In this study, we aimed to determine whether cryotherapy was effective in patients with OM. First, we considered the risk factors that had an influence on the incidence and duration of OM. These analyses revealed that MTX was the risk factor for the incidence and duration of OM, and Mel was the risk factor for the incidence of OM. MTX, an inhibitor of folic acid metabolism, has reportedly altered the diversity and components of the gut and/or oral microbiota [32,33,34] and also caused mucositis similar to folic acid deficiency [35]. Another previous report demonstrated that MTX-containing GVHD prophylaxis resulted in more severe and prolonged OM than the non-MTX sirolimus-based method by inhibiting the repair of oral mucosa [36]. Therefore, we performed an additional analysis based on the MTX use to clarify the efficacy of cryotherapy in a more homogenous subgroup. Notably, the preventive effect of cryotherapy against OM development was evident in allo-HSCT recipients without MTX use. Regarding the patients who received short-term MTX, a shorter duration of OM was noted in the cryotherapy group than that in the control group; however, this difference was not significant.

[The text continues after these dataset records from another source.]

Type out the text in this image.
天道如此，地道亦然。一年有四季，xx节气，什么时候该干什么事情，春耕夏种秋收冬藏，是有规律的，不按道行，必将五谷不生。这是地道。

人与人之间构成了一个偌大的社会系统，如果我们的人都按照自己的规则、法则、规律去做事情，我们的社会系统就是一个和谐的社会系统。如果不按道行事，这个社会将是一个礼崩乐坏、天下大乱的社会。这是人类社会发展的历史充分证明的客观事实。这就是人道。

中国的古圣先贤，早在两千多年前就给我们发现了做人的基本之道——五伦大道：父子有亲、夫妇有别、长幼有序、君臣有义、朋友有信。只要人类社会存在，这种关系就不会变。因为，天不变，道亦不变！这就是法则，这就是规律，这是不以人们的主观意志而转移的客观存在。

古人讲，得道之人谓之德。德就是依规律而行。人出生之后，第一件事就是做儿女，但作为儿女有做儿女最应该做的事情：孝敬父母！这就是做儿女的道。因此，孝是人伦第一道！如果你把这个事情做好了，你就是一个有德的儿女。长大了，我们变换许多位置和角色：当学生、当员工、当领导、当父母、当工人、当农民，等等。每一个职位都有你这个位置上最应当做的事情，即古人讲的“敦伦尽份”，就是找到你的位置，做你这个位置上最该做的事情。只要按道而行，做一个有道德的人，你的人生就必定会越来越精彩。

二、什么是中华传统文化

Therefore, a future study should investigate the hypothesis that cryotherapy at the time of MTX administration contributes to the reduction and/or shortening of severe OM, although a prospective randomized study subjected to patients with myeloablative conditioning has failed [37]. Besides cryotherapy, alternative treatment strategies, including leucovorin rescue [12, 13], low-energy laser [38], and palifermin [15, 16], have emerged for managing OM. A combined use of these options with cryotherapy might succeed in reducing OM development even in patients with both Mel-based conditioning and MTX-containing GVHD prophylaxis.

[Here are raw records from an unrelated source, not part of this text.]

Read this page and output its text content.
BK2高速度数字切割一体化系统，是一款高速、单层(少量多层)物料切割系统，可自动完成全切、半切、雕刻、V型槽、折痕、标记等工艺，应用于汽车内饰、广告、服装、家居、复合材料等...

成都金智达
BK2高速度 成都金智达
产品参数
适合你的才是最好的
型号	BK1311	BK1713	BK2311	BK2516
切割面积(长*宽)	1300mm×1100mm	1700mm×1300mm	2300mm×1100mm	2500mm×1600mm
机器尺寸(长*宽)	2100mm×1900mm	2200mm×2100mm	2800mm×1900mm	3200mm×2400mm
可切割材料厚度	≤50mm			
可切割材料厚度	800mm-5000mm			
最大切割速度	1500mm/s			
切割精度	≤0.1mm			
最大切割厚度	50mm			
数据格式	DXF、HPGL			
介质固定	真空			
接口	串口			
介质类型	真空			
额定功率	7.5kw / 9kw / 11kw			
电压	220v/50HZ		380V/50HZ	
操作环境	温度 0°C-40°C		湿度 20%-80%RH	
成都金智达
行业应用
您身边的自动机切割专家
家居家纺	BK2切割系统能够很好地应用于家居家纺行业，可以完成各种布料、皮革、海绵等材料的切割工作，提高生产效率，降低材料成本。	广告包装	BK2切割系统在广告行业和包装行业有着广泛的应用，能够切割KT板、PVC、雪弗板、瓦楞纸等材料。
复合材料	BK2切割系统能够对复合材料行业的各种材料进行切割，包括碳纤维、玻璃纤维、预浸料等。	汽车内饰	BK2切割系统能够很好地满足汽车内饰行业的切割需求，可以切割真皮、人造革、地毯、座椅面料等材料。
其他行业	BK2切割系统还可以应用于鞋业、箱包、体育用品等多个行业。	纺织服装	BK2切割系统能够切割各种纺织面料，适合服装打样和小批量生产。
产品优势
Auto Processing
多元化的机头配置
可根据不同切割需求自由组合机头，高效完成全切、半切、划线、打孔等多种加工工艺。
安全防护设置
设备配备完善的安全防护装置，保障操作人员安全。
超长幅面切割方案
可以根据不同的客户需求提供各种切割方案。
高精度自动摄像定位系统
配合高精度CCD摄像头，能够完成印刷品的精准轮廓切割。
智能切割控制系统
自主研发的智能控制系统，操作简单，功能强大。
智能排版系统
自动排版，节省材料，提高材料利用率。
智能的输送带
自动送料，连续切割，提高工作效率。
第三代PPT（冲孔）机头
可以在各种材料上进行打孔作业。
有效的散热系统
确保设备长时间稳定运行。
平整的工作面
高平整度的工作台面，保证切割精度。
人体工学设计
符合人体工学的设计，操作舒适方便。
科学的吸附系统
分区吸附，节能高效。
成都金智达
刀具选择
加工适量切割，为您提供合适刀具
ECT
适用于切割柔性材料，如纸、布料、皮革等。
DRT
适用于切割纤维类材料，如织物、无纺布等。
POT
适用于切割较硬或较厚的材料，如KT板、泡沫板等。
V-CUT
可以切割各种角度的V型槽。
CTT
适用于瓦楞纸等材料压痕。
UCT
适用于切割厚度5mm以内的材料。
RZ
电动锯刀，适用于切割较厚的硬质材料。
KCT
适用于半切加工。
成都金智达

There are several limitations in this study. First, it had a pre–post design; thus, patients analyzed in each group received allo-HSCT at different times. Although baseline characteristics were almost comparable between the two groups, differences may have existed in supportive care (e.g., antibiotics and antifungal agents). Second, our study was a single-center retrospective analysis with a small number of Japanese patients. We evaluated OM by using common scale NCI-CTCAE v3.0. However, this study was a retrospective study and we could not investigate the reliability and validity before the target period. Thus, the results should be interpreted cautiously. Third, this is an unavoidable problem for a study with a pre–post design, future studies should conduct randomized control trials to determine the effectiveness of cryotherapy for OM. At last, this study did not adequately assess the impact of cryotherapy on subjective conditions, including oral pain and quality of life-based patients’ satisfaction.

Conclusion

This study revealed the usefulness of cryotherapy in preventing OM in allo-HSCT recipients without MTX use. Future randomized controlled studies with a larger number of patients are needed to confirm our findings.